Abstract:
Problem: The dawn of the multimodal search systems in the e-commerce domain has been
promising with an expansion of the variety of online product catalogs. These multimodal systems
present forward a challenge for efficient retrieval recommendation systems in a unified space. The
existing traditional e-commerce systems struggle to focus the user query to give a relevant product
recommendation at the end of the retrieval stage where they mostly rely on unimodal approaches.
This project explores this gap through developing an efficient multimodal retrieval system utilizing
the ColPali architecture where the product images and captions are mapped effectively into a
unified space to ultimately produce accurate and context-aware product recommendations.
Methodology: This research proposes a vision language model to generate contextualized vector
embeddings using a product catalog as an input. These embeddings are projected into a 128-
dimensional vector space and stored in a vector database for the retrieval where all the above
processes occur in an offline stage. When a user is passing a query into the system, it undergoes a
similar embedding generation process to maintain the nature of the embeddings. And similarity
search systems will be used to fetch the efficient and relevant product suggestion with the
integration of the late-interaction mechanism.

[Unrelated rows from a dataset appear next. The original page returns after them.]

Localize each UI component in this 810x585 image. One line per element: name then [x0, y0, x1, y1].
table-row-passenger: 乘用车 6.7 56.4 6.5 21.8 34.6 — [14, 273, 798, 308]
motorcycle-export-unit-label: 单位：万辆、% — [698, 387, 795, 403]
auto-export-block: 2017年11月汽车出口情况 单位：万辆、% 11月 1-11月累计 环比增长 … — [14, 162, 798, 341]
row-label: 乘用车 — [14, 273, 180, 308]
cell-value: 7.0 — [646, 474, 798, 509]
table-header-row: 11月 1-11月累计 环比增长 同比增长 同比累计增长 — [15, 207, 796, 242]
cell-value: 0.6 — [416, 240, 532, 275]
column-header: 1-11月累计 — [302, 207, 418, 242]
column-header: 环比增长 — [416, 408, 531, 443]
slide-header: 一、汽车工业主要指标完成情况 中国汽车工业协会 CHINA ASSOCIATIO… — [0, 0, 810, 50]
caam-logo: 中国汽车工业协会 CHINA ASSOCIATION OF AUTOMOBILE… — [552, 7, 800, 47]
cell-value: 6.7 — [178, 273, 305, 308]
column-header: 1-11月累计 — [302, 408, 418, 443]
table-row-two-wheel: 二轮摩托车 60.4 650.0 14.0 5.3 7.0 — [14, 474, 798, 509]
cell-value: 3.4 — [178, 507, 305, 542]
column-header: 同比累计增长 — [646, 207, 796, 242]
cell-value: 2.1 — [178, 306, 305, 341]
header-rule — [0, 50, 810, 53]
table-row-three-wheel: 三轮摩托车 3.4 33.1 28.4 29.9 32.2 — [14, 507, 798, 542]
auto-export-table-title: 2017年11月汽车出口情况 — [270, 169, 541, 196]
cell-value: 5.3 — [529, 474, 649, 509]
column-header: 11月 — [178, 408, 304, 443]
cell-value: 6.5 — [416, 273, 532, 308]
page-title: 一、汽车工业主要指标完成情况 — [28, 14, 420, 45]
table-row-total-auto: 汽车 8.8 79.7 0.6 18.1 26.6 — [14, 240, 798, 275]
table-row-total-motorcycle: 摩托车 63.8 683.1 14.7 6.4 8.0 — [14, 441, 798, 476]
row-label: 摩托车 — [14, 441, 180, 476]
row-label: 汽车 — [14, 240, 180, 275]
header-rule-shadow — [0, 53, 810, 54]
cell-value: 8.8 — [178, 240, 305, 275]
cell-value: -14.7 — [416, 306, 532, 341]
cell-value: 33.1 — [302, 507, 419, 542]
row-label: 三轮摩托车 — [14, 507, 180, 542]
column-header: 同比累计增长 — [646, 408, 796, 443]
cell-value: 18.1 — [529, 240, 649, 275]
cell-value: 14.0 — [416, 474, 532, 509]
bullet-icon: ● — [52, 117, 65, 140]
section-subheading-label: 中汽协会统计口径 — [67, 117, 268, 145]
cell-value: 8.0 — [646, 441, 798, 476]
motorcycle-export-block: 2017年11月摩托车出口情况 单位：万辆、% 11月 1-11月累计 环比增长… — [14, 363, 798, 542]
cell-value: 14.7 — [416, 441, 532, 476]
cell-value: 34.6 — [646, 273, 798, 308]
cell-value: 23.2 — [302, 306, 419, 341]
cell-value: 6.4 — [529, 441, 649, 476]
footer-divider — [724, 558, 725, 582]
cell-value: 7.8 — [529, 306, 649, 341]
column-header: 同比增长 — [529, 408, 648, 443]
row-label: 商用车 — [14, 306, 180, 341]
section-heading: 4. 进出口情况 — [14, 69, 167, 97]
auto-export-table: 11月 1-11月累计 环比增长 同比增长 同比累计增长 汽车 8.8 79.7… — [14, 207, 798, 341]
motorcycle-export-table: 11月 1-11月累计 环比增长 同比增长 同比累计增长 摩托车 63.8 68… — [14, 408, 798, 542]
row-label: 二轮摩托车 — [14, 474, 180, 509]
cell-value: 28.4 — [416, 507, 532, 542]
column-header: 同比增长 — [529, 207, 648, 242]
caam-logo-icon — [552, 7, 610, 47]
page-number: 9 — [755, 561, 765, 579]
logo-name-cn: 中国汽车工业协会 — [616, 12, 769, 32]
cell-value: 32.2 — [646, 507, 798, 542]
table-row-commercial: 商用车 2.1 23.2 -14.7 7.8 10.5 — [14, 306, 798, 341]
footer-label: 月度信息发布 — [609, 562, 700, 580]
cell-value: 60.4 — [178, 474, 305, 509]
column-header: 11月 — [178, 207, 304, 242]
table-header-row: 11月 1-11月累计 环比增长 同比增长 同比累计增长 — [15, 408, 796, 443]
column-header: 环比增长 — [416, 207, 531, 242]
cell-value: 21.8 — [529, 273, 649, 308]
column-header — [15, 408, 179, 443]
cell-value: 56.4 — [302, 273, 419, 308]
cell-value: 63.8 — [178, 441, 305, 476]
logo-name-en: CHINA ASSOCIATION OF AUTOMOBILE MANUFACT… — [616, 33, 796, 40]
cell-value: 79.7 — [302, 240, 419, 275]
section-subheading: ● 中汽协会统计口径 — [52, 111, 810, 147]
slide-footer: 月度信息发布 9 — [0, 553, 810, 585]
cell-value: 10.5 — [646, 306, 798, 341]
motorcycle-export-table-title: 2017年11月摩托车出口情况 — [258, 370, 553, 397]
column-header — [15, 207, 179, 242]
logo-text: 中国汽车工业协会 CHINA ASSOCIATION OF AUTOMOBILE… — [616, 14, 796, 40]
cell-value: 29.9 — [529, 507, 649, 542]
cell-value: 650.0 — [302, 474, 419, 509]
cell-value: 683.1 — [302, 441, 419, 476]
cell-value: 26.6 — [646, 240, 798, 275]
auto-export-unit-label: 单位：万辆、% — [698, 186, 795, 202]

Testing: The proposed approach with the above mentioned methodology and problem has not been
attempted and the system reaches an accuracy of 89% during the testing and evaluation phase
which outperforms the base model trained on. Along with that the proposed approach exhibits
better metrics in terms of NDCG, Precision, Recall, F1-Score etc. as well. The model trained shows
a better performance in the vidore benchmarking which is a best-fitting benchmark for the colpali
model which is quite evident in producing most relevant top-k retrievals by making the proposed
approach achieve a greater milestone in the field of e-commerce multimodal search domain.